The main goal of the campaign, after all, is "visibility."

"Imagine how powerful it can be for a young person to have a visible marker of support from his or her teachers, family and friends - or by seeing your favorite celebrity take a stand against bullying," Adam said.

Conan O'Brien, Dr. Drew Pinksy and Windy Williams will join the casts of ABC's The View and CBS's The Talk in wearing purple on screen.

Cooper, along with other members of the school's GLBT Leadership Council, will wear lavender "Support Love" T-shirts on campus Thursday.

The shirts, which are sold annually, depict images of straight, gay and lesbian couples.
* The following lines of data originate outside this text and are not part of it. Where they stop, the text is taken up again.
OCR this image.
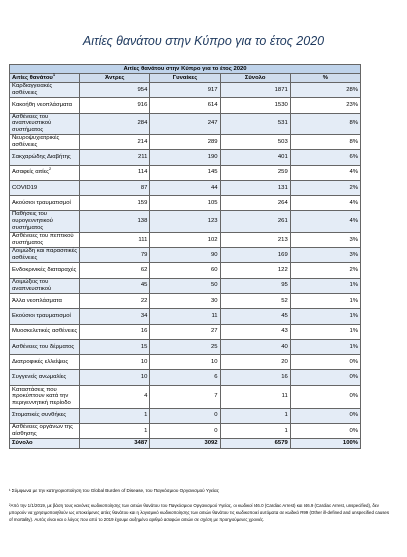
Αιτίες θανάτου στην Κύπρο για το έτος 2020
Αιτίες θανάτου στην Κύπρο για το έτος 2020				
Αιτίες θανάτου$^1$	Άντρες	Γυναίκες	Σύνολο	%
Καρδιαγγειακές ασθένειες	954	917	1871	28%
Κακοήθη νεοπλάσματα	916	614	1530	23%
Ασθένειες του αναπνευστικού συστήματος	284	247	531	8%
Νευροψυχιατρικές ασθένειες	214	289	503	8%
Σακχαρώδης Διαβήτης	211	190	401	6%
Ασαφείς αιτίες$^2$	114	145	259	4%
COVID19	87	44	131	2%
Ακούσιοι τραυματισμοί	159	105	264	4%
Παθήσεις του ουρογεννητικού συστήματος	138	123	261	4%
Ασθένειες του πεπτικού συστήματος	111	102	213	3%
Λοιμώδη και παρασιτικές ασθένειες	79	90	169	3%
Ενδοκρινικές διαταραχές	62	60	122	2%
Λοιμώξεις του αναπνευστικού	45	50	95	1%
Άλλα νεοπλάσματα	22	30	52	1%
Εκούσιοι τραυματισμοί	34	11	45	1%
Μυοσκελετικές ασθένειες	16	27	43	1%
Ασθένειες του δέρματος	15	25	40	1%
Διατροφικές ελλείψεις	10	10	20	0%
Συγγενείς ανωμαλίες	10	6	16	0%
Καταστάσεις που προκύπτουν κατά την περιγεννητική περίοδο	4	7	11	0%
Στοματικές συνθήκες	1	0	1	0%
Ασθένειες οργάνων της αίσθησης	1	0	1	0%
Σύνολο	3487	3092	6579	100%
¹ Σύμφωνα με την κατηγοριοποίηση του Global Burden of Disease, του Παγκόσμιου Οργανισμού Υγείας
²Από την 1/1/2019, με βάση τους κανόνες κωδικοποίησης των αιτιών θανάτου του Παγκόσμιου Οργανισμού Υγείας, οι κωδικοί I46.0 (Cardiac Arrest) και I46.9 (Cardiac Arrest, unspecified), δεν μπορούν να χρησιμοποιηθούν ως υποκείμενες αιτίες θανάτου και η λογισμικό κωδικοποίησης των αιτιών θανάτου τις κωδικοποιεί αυτόματα σε κωδικό R99 (Other ill-defined and unspecified causes of mortality). Αυτός είναι και ο λόγος που από το 2019 έχουμε αυξημένο αριθμό ασαφών αιτιών σε σχέση με προηγούμενες χρονιές.
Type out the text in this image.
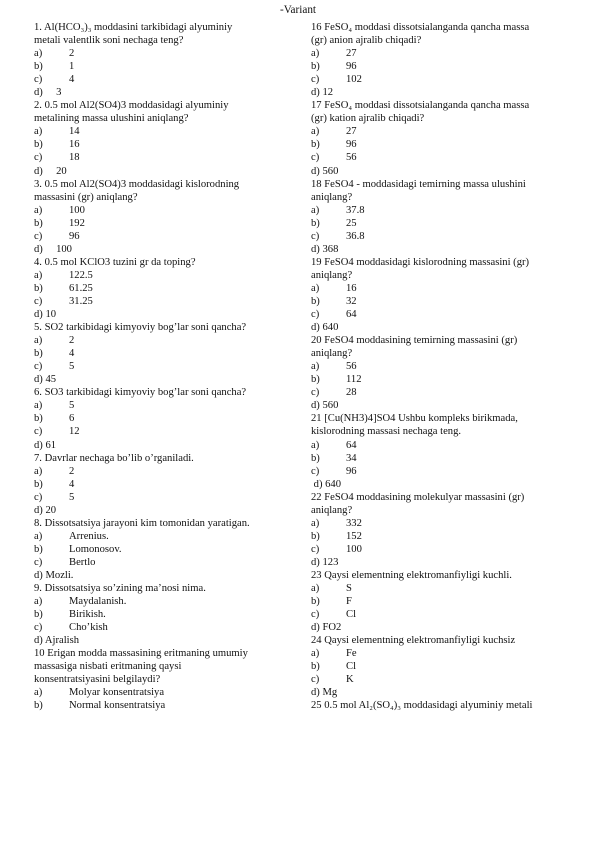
-Variant
1. Al(HCO₃)₃ moddasini tarkibidagi alyuminiy
metali valentlik soni nechaga teng?
a)	2
b)	1
c)	4
d)     3
2. 0.5 mol Al2(SO4)3 moddasidagi alyuminiy
metalining massa ulushini aniqlang?
a)	14
b)	16
c)	18
d)     20
3. 0.5 mol Al2(SO4)3 moddasidagi kislorodning
massasini (gr) aniqlang?
a)	100
b)	192
c)	96
d)     100
4. 0.5 mol KClO3 tuzini gr da toping?
a)	122.5
b)	61.25
c)	31.25
d) 10
5. SO2 tarkibidagi kimyoviy bog’lar soni qancha?
a)	2
b)	4
c)	5
d) 45
6. SO3 tarkibidagi kimyoviy bog’lar soni qancha?
a)	5
b)	6
c)	12
d) 61
7. Davrlar nechaga bo’lib o’rganiladi.
a)	2
b)	4
c)	5
d) 20
8. Dissotsatsiya jarayoni kim tomonidan yaratigan.
a)	Arrenius.
b)	Lomonosov.
c)	Bertlo
d) Mozli.
9. Dissotsatsiya so’zining ma’nosi nima.
a)	Maydalanish.
b)	Birikish.
c)	Cho’kish
d) Ajralish
10 Erigan modda massasining eritmaning umumiy
massasiga nisbati eritmaning qaysi
konsentratsiyasini belgilaydi?
a)	Molyar konsentratsiya
b)	Normal konsentratsiya
16 FeSO₄ moddasi dissotsialanganda qancha massa
(gr) anion ajralib chiqadi?
a)	27
b)	96
c)	102
d) 12
17 FeSO₄ moddasi dissotsialanganda qancha massa
(gr) kation ajralib chiqadi?
a)	27
b)	96
c)	56
d) 560
18 FeSO4 - moddasidagi temirning massa ulushini
aniqlang?
a)	37.8
b)	25
c)	36.8
d) 368
19 FeSO4 moddasidagi kislorodning massasini (gr)
aniqlang?
a)	16
b)	32
c)	64
d) 640
20 FeSO4 moddasining temirning massasini (gr)
aniqlang?
a)	56
b)	112
c)	28
d) 560
21 [Cu(NH3)4]SO4 Ushbu kompleks birikmada,
kislorodning massasi nechaga teng.
a)	64
b)	34
c)	96
d) 640
22 FeSO4 moddasining molekulyar massasini (gr)
aniqlang?
a)	332
b)	152
c)	100
d) 123
23 Qaysi elementning elektromanfiyligi kuchli.
a)	S
b)	F
c)	Cl
d) FO2
24 Qaysi elementning elektromanfiyligi kuchsiz
a)	Fe
b)	Cl
c)	K
d) Mg
25 0.5 mol Al₂(SO₄)₃ moddasidagi alyuminiy metali
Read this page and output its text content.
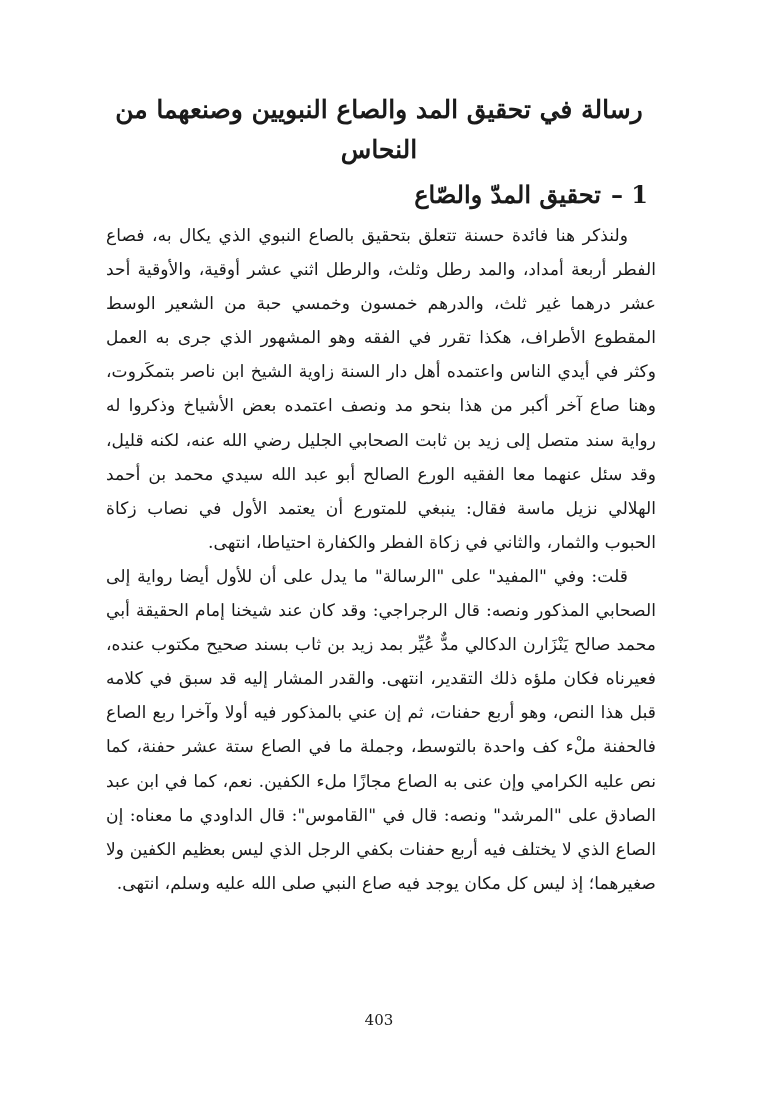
رسالة في تحقيق المد والصاع النبويين وصنعهما من النحاس
1 –تحقيق المدّ والصّاع

ولنذكر هنا فائدة حسنة تتعلق بتحقيق بالصاع النبوي الذي يكال به، فصاع الفطر أربعة أمداد، والمد رطل وثلث، والرطل اثني عشر أوقية، والأوقية أحد عشر درهما غير ثلث، والدرهم خمسون وخمسي حبة من الشعير الوسط المقطوع الأطراف، هكذا تقرر في الفقه وهو المشهور الذي جرى به العمل وكثر في أيدي الناس واعتمده أهل دار السنة زاوية الشيخ ابن ناصر بتمكَروت، وهنا صاع آخر أكبر من هذا بنحو مد ونصف اعتمده بعض الأشياخ وذكروا له رواية سند متصل إلى زيد بن ثابت الصحابي الجليل رضي الله عنه، لكنه قليل، وقد سئل عنهما معا الفقيه الورع الصالح أبو عبد الله سيدي محمد بن أحمد الهلالي نزيل ماسة فقال: ينبغي للمتورع أن يعتمد الأول في نصاب زكاة الحبوب والثمار، والثاني في زكاة الفطر والكفارة احتياطا، انتهى.

قلت: وفي "المفيد" على "الرسالة" ما يدل على أن للأول أيضا رواية إلى الصحابي المذكور ونصه: قال الرجراجي: وقد كان عند شيخنا إمام الحقيقة أبي محمد صالح يَنْزَارن الدكالي مدٌّ عُيِّر بمد زيد بن ثاب بسند صحيح مكتوب عنده، فعيرناه فكان ملؤه ذلك التقدير، انتهى. والقدر المشار إليه قد سبق في كلامه قبل هذا النص، وهو أربع حفنات، ثم إن عني بالمذكور فيه أولا وآخرا ربع الصاع فالحفنة ملْء كف واحدة بالتوسط، وجملة ما في الصاع ستة عشر حفنة، كما نص عليه الكرامي وإن عنى به الصاع مجازًا ملء الكفين. نعم، كما في ابن عبد الصادق على "المرشد" ونصه: قال في "القاموس": قال الداودي ما معناه: إن الصاع الذي لا يختلف فيه أربع حفنات بكفي الرجل الذي ليس بعظيم الكفين ولا صغيرهما؛ إذ ليس كل مكان يوجد فيه صاع النبي صلى الله عليه وسلم، انتهى.

403
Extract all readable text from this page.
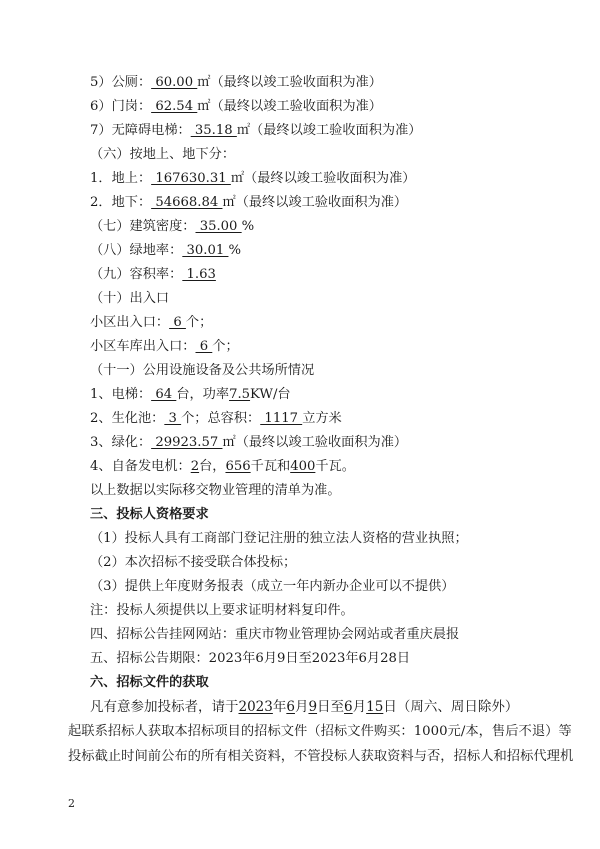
5）公厕： 60.00 ㎡（最终以竣工验收面积为准）
6）门岗： 62.54 ㎡（最终以竣工验收面积为准）
7）无障碍电梯： 35.18 ㎡（最终以竣工验收面积为准）
（六）按地上、地下分：
1．地上： 167630.31 ㎡（最终以竣工验收面积为准）
2．地下： 54668.84 ㎡（最终以竣工验收面积为准）
（七）建筑密度： 35.00 %
（八）绿地率： 30.01 %
（九）容积率： 1.63
（十）出入口
小区出入口： 6 个；
小区车库出入口： 6 个；
（十一）公用设施设备及公共场所情况
1、电梯： 64 台，功率7.5KW/台
2、生化池： 3 个；总容积： 1117 立方米
3、绿化： 29923.57 ㎡（最终以竣工验收面积为准）
4、自备发电机：2台，656千瓦和400千瓦。
以上数据以实际移交物业管理的清单为准。
三、投标人资格要求
（1）投标人具有工商部门登记注册的独立法人资格的营业执照；
（2）本次招标不接受联合体投标；
（3）提供上年度财务报表（成立一年内新办企业可以不提供）
注：投标人须提供以上要求证明材料复印件。
四、招标公告挂网网站：重庆市物业管理协会网站或者重庆晨报
五、招标公告期限：2023年6月9日至2023年6月28日
六、招标文件的获取
凡有意参加投标者，请于2023年6月9日至6月15日（周六、周日除外）
起联系招标人获取本招标项目的招标文件（招标文件购买：1000元/本，售后不退）等
投标截止时间前公布的所有相关资料，不管投标人获取资料与否，招标人和招标代理机
2
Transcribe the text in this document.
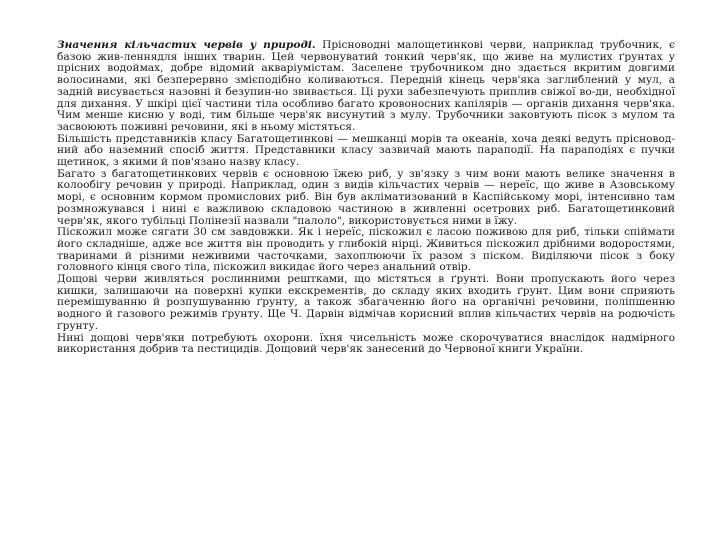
Значення кільчастих червів у природі. Прісноводні малощетинкові черви, наприклад трубочник, є базою жив-леннядля інших тварин. Цей червонуватий тонкий черв'як, що живе на мулистих ґрунтах у прісних водоймах, добре відомий акваріумістам. Заселене трубочником дно здається вкритим довгими волосинами, які безперервно змієподібно коливаються. Передній кінець черв'яка заглиблений у мул, а задній висувається назовні й безупин-но звивається. Ці рухи забезпечують приплив свіжої во-ди, необхідної для дихання. У шкірі цієї частини тіла особливо багато кровоносних капілярів — органів дихання черв'яка. Чим менше кисню у воді, тим більше черв'як висунутий з мулу. Трубочники заковтують пісок з мулом та засвоюють поживні речовини, які в ньому містяться.

Більшість представників класу Багатощетинкові — мешканці морів та океанів, хоча деякі ведуть прісновод-ний або наземний спосіб життя. Представники класу зазвичай мають параподії. На параподіях є пучки щетинок, з якими й пов'язано назву класу.

Багато з багатощетинкових червів є основною їжею риб, у зв'язку з чим вони мають велике значення в колообігу речовин у природі. Наприклад, один з видів кільчастих червів — нереїс, що живе в Азовському морі, є основним кормом промислових риб. Він був акліматизований в Каспійському морі, інтенсивно там розмножувався і нині є важливою складовою частиною в живленні осетрових риб. Багатощетинковий черв'як, якого тубільці Полінезії назвали "палоло", використовується ними в їжу.

Піскожил може сягати 30 см завдовжки. Як і нереїс, піскожил є ласою поживою для риб, тільки спіймати його складніше, адже все життя він проводить у глибокій нірці. Живиться піскожил дрібними водоростями, тваринами й різними неживими часточками, захоплюючи їх разом з піском. Виділяючи пісок з боку головного кінця свого тіла, піскожил викидає його через анальний отвір.

Дощові черви живляться рослинними рештками, що містяться в ґрунті. Вони пропускають його через кишки, залишаючи на поверхні купки екскрементів, до складу яких входить ґрунт. Цим вони сприяють перемішуванню й розпушуванню ґрунту, а також збагаченню його на органічні речовини, поліпшенню водного й газового режимів ґрунту. Ще Ч. Дарвін відмічав корисний вплив кільчастих червів на родючість ґрунту.

Нині дощові черв'яки потребують охорони. їхня чисельність може скорочуватися внаслідок надмірного використання добрив та пестицидів. Дощовий черв'як занесений до Червоної книги України.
The message is simple: Love is love.

"My transition from high school to college has expanded my sense of community and shown me that the world is so much more than the handful of bullies in your school or neighborhood," Cooper said.

Suicides among young people who identify as LGBT have once again dominated headlines in recent days after the suicide of Jamey Rodemeyer, who was reported to have been bullied by his classmates because of his sexuality.

A study released by the Gay, Lesbian and Straight Education Network (GLSEN), revealed that nearly nine out of every 10 LGBT middle and high school students were harassed in 2009.

And as a whole, lesbian, gay and bisexual youth experience more suicidal behavior than their peers, according to a Suicide Prevention Resource Center survey released in 2008.

"The greater risk of suicidal behavior among LGBT youth may be seen as largely a function of our social environment, including discrimination and stigma," the paper concludes. "Social stressors are associated with mental illness, isolation, victimization and stressful interpersonal relationships with family, peers and community. The effect of this stress is compounded by the fact that many youth-serving professionals and institutions are not effectively meeting the needs of LGBT youth."

GLAAD says that while Spirit Day was created by a young person for young people, the campaign reaches across generations.

"As stories of anti-LGBT bullying continue to make headlines, it's now more important than ever that we send messages of support to LGBT young people," Adam said.

Cooper is confident there will be a future without bullying. For him, it starts with a simple gesture of support, like Spirit Day.

"As the opposition to bullying continues to gain attention and support, I find it hopeful this epidemic of bullying and the tragedies that result from it will come to an end," he said.